Outcome and pre‐treatment measures
The outcome measure for this research was medication persistence, defined as the number of days from the index date to the earliest of the three following dates: the ending date of the last prescription, the date of the first gap of more than 15 days between prescriptions, or the end of the 12‐month study period (Cantrell et al., 2006; Cramer et al., 2008). Recent work has shown poor medication persistence is associated with increased health care resource utilization for patients with major depression (Cui et al., 2012). Pre‐treatment variables included as potential variables in the clustering and classification tree analyses later were demographic characteristics (age, gender, geographic region of residence), health plan type, comorbidities (chronic pain conditions [headache, rheumatoid arthritis, osteoarthritis, lower back pain, fibromyalgia, neuropathic pain], sleep disorders, psychiatric disorders [dysthymia, anxiety, alcohol or drug dependence, schizophrenia, bipolar, organic psychosis], diabetes, hypertensive disease, and the charlson comorbidity index), medication use categories (antidepressants, sedatives, psychotropics, mood stabilizers, psychostimulants, opioids, other pain medications), health care resource utilization (number of hospitalizations, office visits, ER visits, psychiatric services, medication costs, medical services costs, and total costs). Comorbidities were based on the one year period prior to initiation with DLX or VLX. Prior use (one year period) of medications included specified therapeutic classes as well as selected individual drugs known to be used in treating depression, psychosis, bipolar disorders, anxiety, sleep disorders, or chronic pain or known to be associated with initiation of DLX (Kroenke et al., 2009; Liu et al., 2011; Stafford et al., 2001; Ye et al. 2011).
Statistical methods
Patient demographics and baseline patient characteristics for the DLX and VLX cohorts were summarized and between cohort comparisons were made using t and chi‐square tests. Local control methodology was used to assess patient heterogeneity in regards to treatment differences in medication persistence (Obenchain, 2010, 2011). Unsupervised clustering on all pre‐treatment X‐variables was utilized to assign each of the 13,673 patients to one of 1500 clusters, so the average cluster size was to be approximately 10. Ward's minimum variance method, which at each step minimizes the within‐cluster sum of squares overall all partitions that can be constructed by merging any two clusters, was used to create the clusters via SAS (PROC CLUSTER). “Informative” clusters are defined as clusters containing at least one DLX‐treated patient and at least one VLX treated patient. Local treatment differences (LTDs) were computed as the difference (DLX minus VLX) in therapy duration mean values within each informative cluster. Patients in non‐informative clusters, defined as clusters containing patients from only one treatment group, were discarded from the analysis, analogous to patients for whom no match could be found in a propensity score matching analysis. The observed LTD within each cluster was then used as the counterfactual treatment difference estimate for every patient within that cluster.

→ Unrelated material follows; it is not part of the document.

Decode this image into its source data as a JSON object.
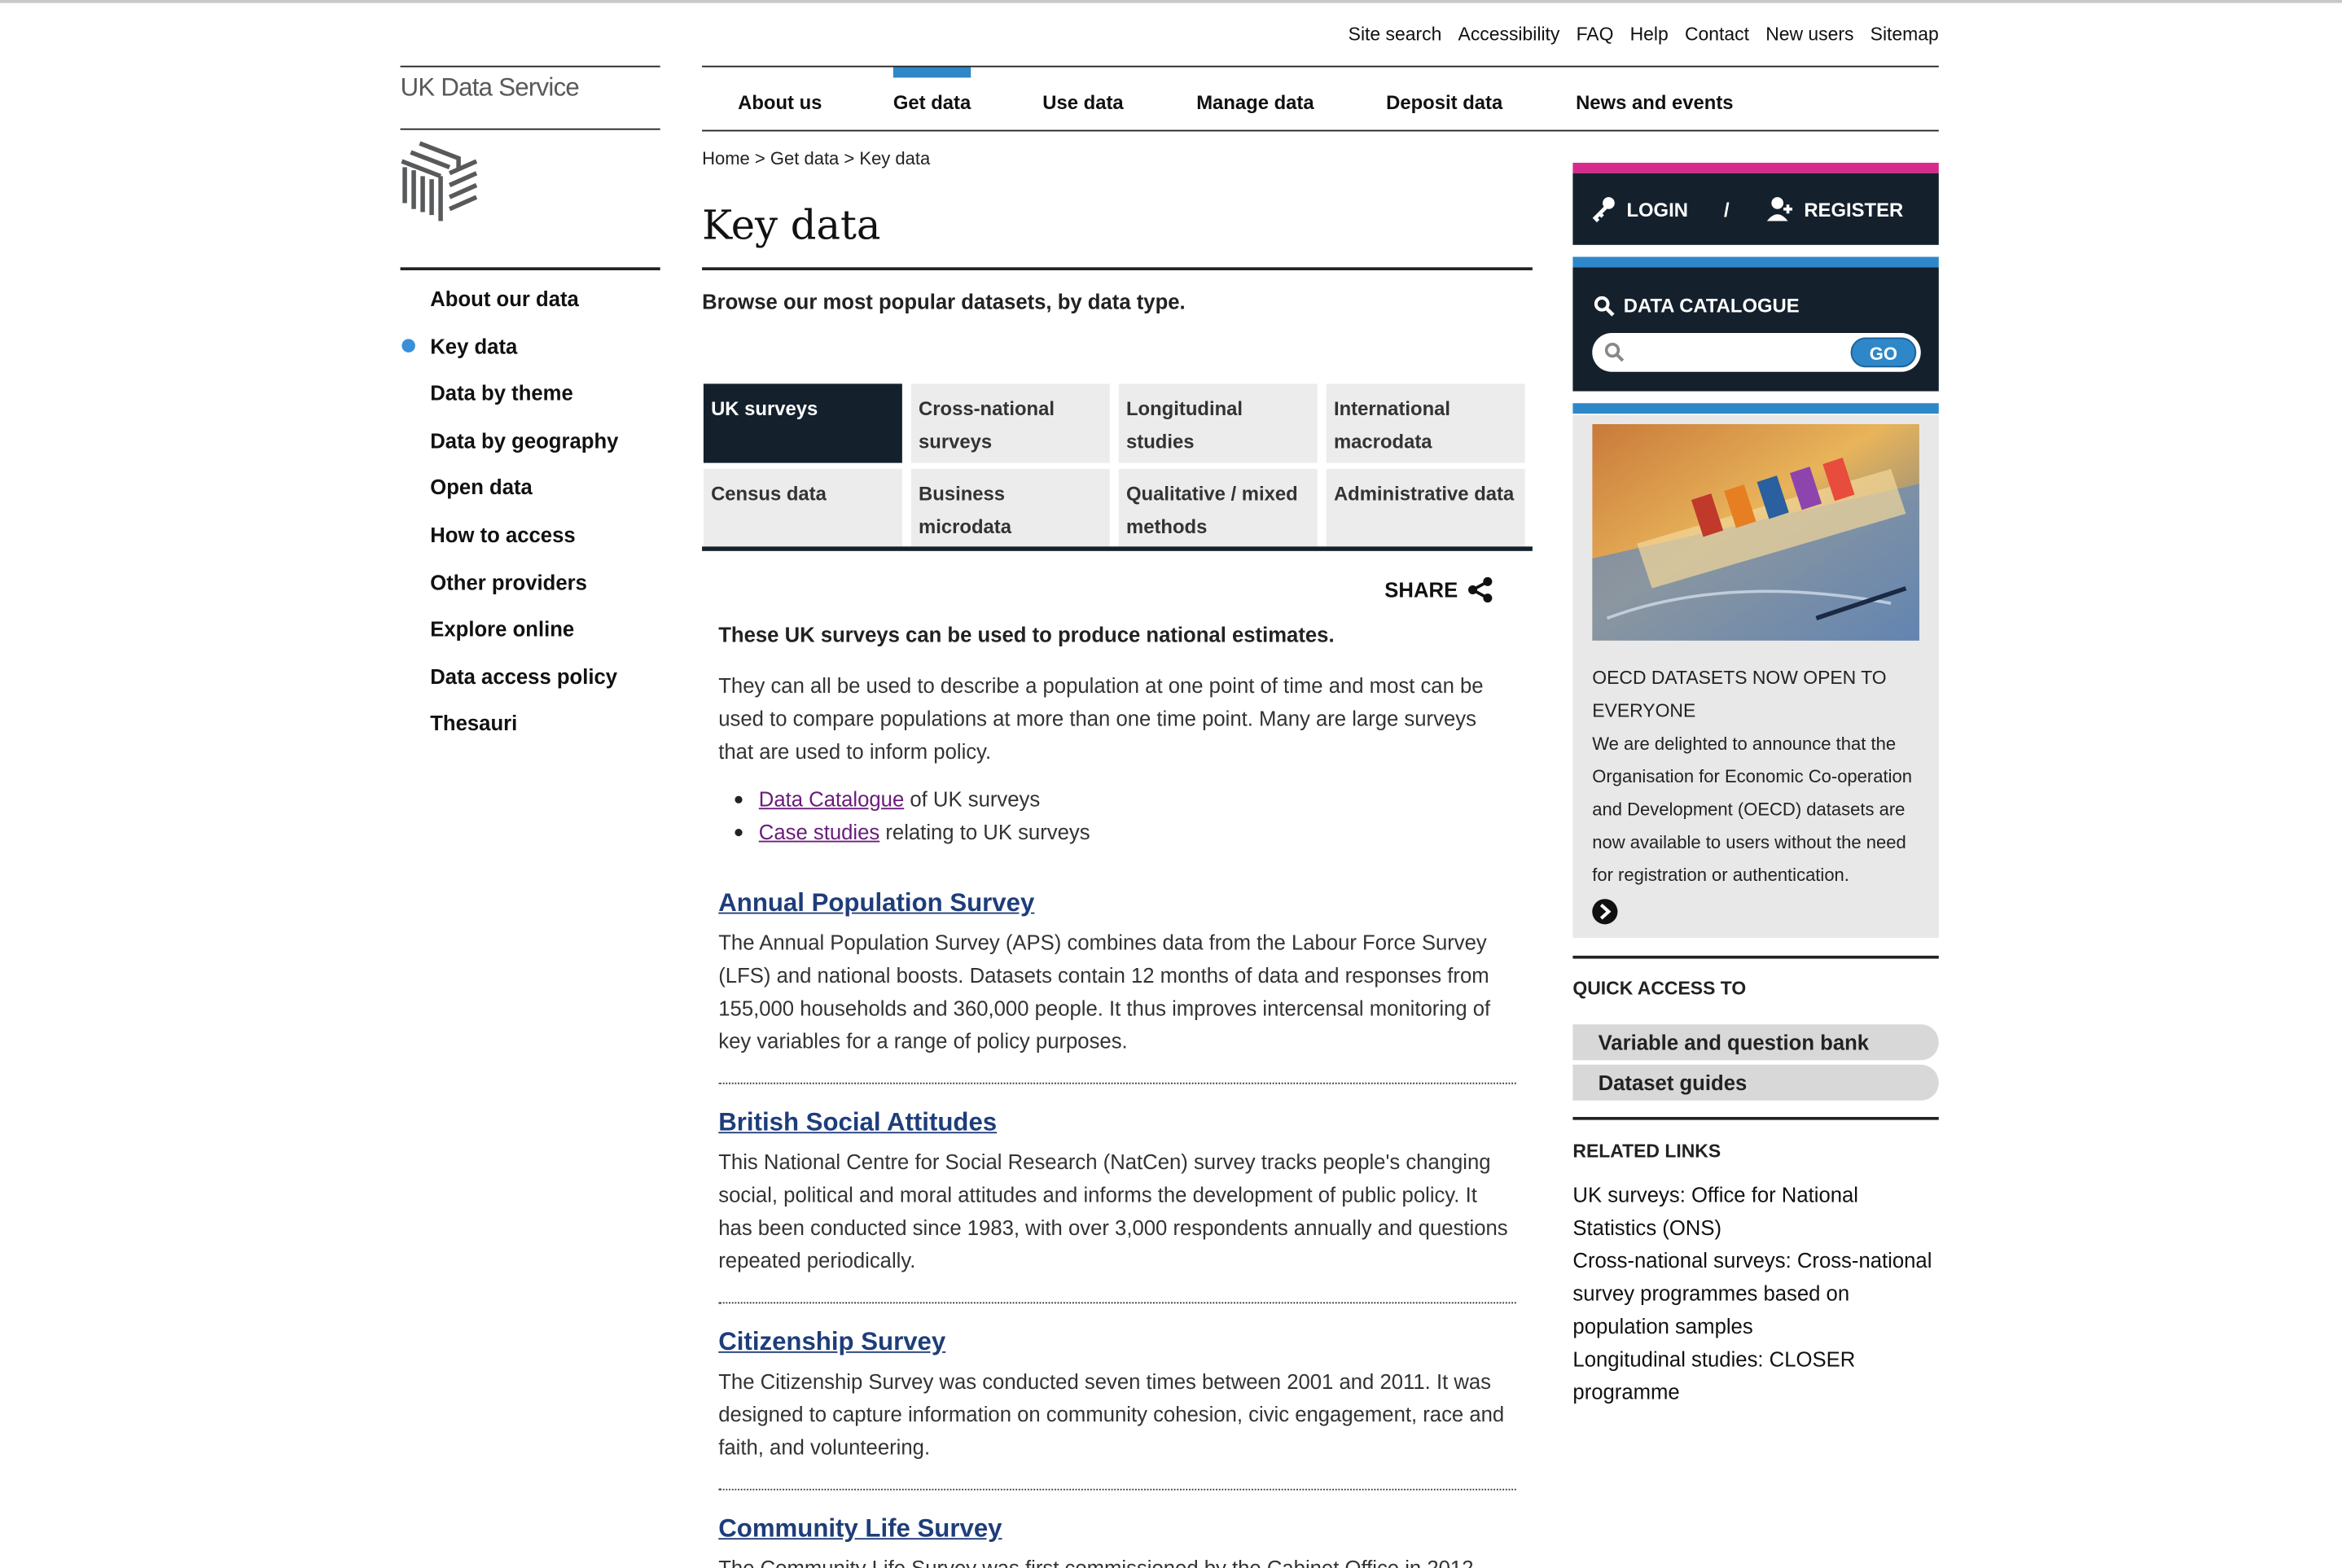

CART methodology was used to construct a regression tree for predicting the patient‐level counterfactual treatment difference estimates using all pretreatment X‐variables as potential splitting variables using PROC Arbor within SAS Enterprise Miner. A minimum subgroup size of 5% of the overall sample was utilized to produce more meaningful subgroups, guard against overfitting, and reduce the need for pruning. The tree selection process was iterative and focused on selecting a tree that was interpretable from a subject matter point of view. Specifically, while multiple nodes may produce greater differential between cohorts, interpretation of nodes nested within multiple higher level nodes can become complex and the tree was pruned to a maximum of two splits. The relative importance statistic (Breiman et al., 1984) was used to confirm the value of the variables in the final tree and identify important variables that may be masked by another correlated variable and can fail to appear in a final pruned tree. The variable importance statistics for variable X is computed in PROC ARBOR following the original L. Breiman's method (Breiman et al., 1984) by adding up reductions in impurity across all internal nodes of the tree, weighted by a degree of participation of X in a given split. Note that the reduction in impurity is based on the reduction in the error sum of squares when splitting a node into two child nodes. The weight is set to one if X is the primary splitter in that node, it is equal to the agreement r (0 ≤ r ≤ 1) between the split by the primary splitter and split by X that mimics the primary split if X is one of the surrogate splitters, and weight equals zero otherwise.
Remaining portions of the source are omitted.